Le talent de la parole qui, en temps de révolution, n’est pas inutile même à un prince du sang, manquait au reste des grands seigneurs engagés dans la fronde. Les Beaufort, les Bouillon, les d’Elbeuf, les Condé et les Conti en étaient absolument dépourvus. Retz a dit de Beaufort, je crois, « qu’il causoit comme une linotte en particulier et qu’il étoit muet comme un poisson en public. » Esprit lourd et court, trivial comme les rues de Paris, il assaisonnait ses conversations de mots empruntés au vocabulaire du peuple : ce roi des Halles, aux longs cheveux blonds, aux traits épais, parlait la langue de ses sujets. Condé et son frère Conti, dans l’assemblée des chambres, jouaient le personnage d’interrupteurs. Incapables de parler et de se taire, ils coupaient la parole d’un ton sec et brusque à tout avis qui choquait leur opinion ; les comptes rendus sont remplis de scènes tumultueuses provoquées par leur insolence. Le vainqueur de Lens et de Rocroi, visiblement déplacé sur ce nouveau champ de bataille où il se présentait « tout botté et éperonné, » au grand scandale des robes longues, jetait autour de lui des regards de colère et de dédain ; quand son tour venait d’opiner, il disait avec hauteur : « Voilà mon sentiment ; le suivra qui voudra. » Le président Violle, de la quatrième des enquêtes, harangueur vigoureux, ayant un jour maltraité la régente et ses ministres, Condé l’arrêta d’une voix fière et émue : « Prenez garde, monsieur, à ce que vous dites ; il ne vous appartient pas de discourir sur des matières de cette importance. » Sans se déconcerter, le président répondit : « Je suis obligé, monseigneur, par le devoir de ma charge, de dire en cette place tout ce qui regarde le service du roi ; j’estime en conscience que, pour remédier aux désordres publics il faut aller à la racine du mal et détruire les effets en s’attaquant à la cause. » Condé voulait répliquer ; un murmure s’élevant de tous les côtés de la salle couvrit sa voix.
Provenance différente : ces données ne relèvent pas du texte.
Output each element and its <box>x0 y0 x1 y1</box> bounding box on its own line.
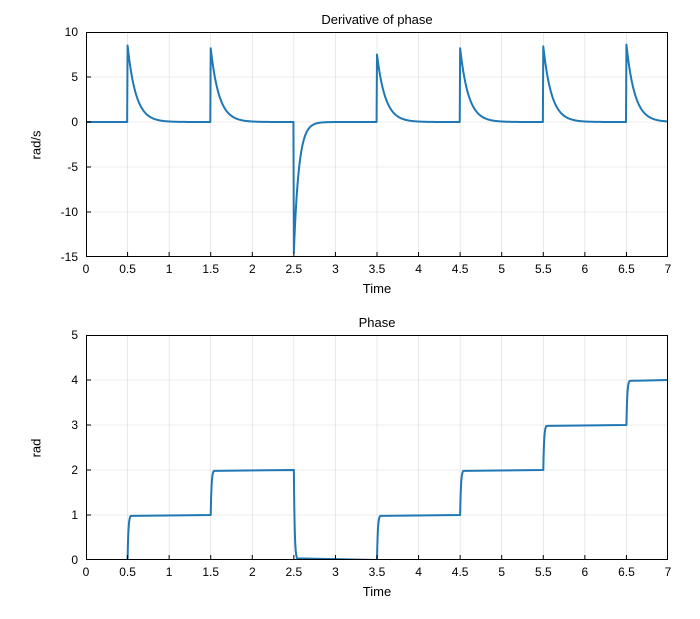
panel1-ytick-label: -5 <box>67 160 78 174</box>
panel1-xtick-label: 3 <box>332 262 339 276</box>
panel1-xlabel: Time <box>363 281 391 296</box>
panel1-xtick-label: 1.5 <box>202 262 219 276</box>
panel2-ytick-label: 1 <box>71 508 78 522</box>
panel1-xtick-label: 1 <box>166 262 173 276</box>
panel2-ytick-label: 4 <box>71 373 78 387</box>
panel1-xtick-label: 5.5 <box>535 262 552 276</box>
panel1-xtick-label: 5 <box>498 262 505 276</box>
panel2-ytick-label: 0 <box>71 553 78 567</box>
panel1-xtick-label: 4.5 <box>452 262 469 276</box>
panel1-ytick-label: -15 <box>61 250 78 264</box>
panel1-xtick-label: 6 <box>582 262 589 276</box>
panel2-ytick-label: 3 <box>71 418 78 432</box>
panel1-xtick-label: 2.5 <box>286 262 303 276</box>
panel1-ytick-label: 0 <box>71 115 78 129</box>
panel1-ylabel: rad/s <box>29 130 44 159</box>
panel2-xtick-label: 2.5 <box>286 565 303 579</box>
panel1-xtick-label: 6.5 <box>618 262 635 276</box>
panel2-xtick-label: 2 <box>249 565 256 579</box>
panel1-xtick-label: 4 <box>415 262 422 276</box>
panel1-ytick-label: 10 <box>65 25 78 39</box>
panel2-title: Phase <box>359 315 396 330</box>
panel1-title: Derivative of phase <box>321 12 432 27</box>
panel2-xtick-label: 1 <box>166 565 173 579</box>
panel2-panel <box>86 335 668 560</box>
panel1-ytick-label: -10 <box>61 205 78 219</box>
panel2-xtick-label: 6 <box>582 565 589 579</box>
panel2-ytick-label: 5 <box>71 328 78 342</box>
panel2-xlabel: Time <box>363 584 391 599</box>
panel2-svg <box>86 335 668 560</box>
panel1-xtick-label: 2 <box>249 262 256 276</box>
panel2-ylabel: rad <box>29 438 44 457</box>
panel2-xtick-label: 4.5 <box>452 565 469 579</box>
panel2-ytick-label: 2 <box>71 463 78 477</box>
panel1-xtick-label: 0.5 <box>119 262 136 276</box>
panel2-xtick-label: 6.5 <box>618 565 635 579</box>
panel2-xtick-label: 5 <box>498 565 505 579</box>
panel1-xtick-label: 7 <box>665 262 672 276</box>
panel2-xtick-label: 4 <box>415 565 422 579</box>
panel1-panel <box>86 32 668 257</box>
panel2-xtick-label: 0.5 <box>119 565 136 579</box>
panel2-xtick-label: 3 <box>332 565 339 579</box>
panel2-xtick-label: 3.5 <box>369 565 386 579</box>
panel2-xtick-label: 1.5 <box>202 565 219 579</box>
panel1-xtick-label: 3.5 <box>369 262 386 276</box>
panel2-grid <box>86 335 668 560</box>
panel1-ytick-label: 5 <box>71 70 78 84</box>
panel1-svg <box>86 32 668 257</box>
panel2-xtick-label: 0 <box>83 565 90 579</box>
panel1-xtick-label: 0 <box>83 262 90 276</box>
figure: 0 0.5 1 1.5 2 2.5 3 3.5 4 4.5 5 5.5 6 6.5 7 -15 -10 -5 0 5 1… <box>0 0 700 619</box>
panel2-xtick-label: 5.5 <box>535 565 552 579</box>
panel2-xtick-label: 7 <box>665 565 672 579</box>
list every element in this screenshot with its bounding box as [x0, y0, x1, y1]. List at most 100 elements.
Retz a vivement décrit l’étrange puissance des discours du premier président Mathieu Mole. « Cet homme, dit-il, avoit une sorte d’éloquence qui lui étoit particulière ; il ne connoissoit point d’interjection ; il n’étoit pas congru dans sa langue ; mais il parloit avec une force qui suppléoit à tout cela, et il étoit naturellement si hardi qu’il ne parloit jamais si bien que dans le péril. » Mathieu Molé avait soixante-trois ans en 1648. Sa haute taille, son front large et sévère, les cheveux flottans qui encadraient sa mâle figure, une longue barbe en éventail, tout en lui imprimait le respect. La majesté des temps héroïques du parlement semblait revivre en sa personne. Dominant l’assemblée de son visage impassible, il apaisait le tumulte des chambres réunies par le seul aspect de cette tranquille assurance qu’aucun bruit, aucune clameur ne déconcertait. Quand la rumeur devenait tempête, il prononçait d’une voix forte et vibrante ce simple rappel à la règle : « Patience, messieurs ! Allons d’ordre ! » Puis il prenait de la main sa longue barbe, ce qui était chez lui l’unique signe de colère et d’émotion. Les trente-quatre portraits gravés que nous connaissons de ce personnage expriment tous, quelle qu’en soit la dimension et la date, l’énergique sérénité de son âme intrépide. Sur l’un d’eux se lit cet exergue qui résume son histoire : Il ne change jamais de cœur ni de visage.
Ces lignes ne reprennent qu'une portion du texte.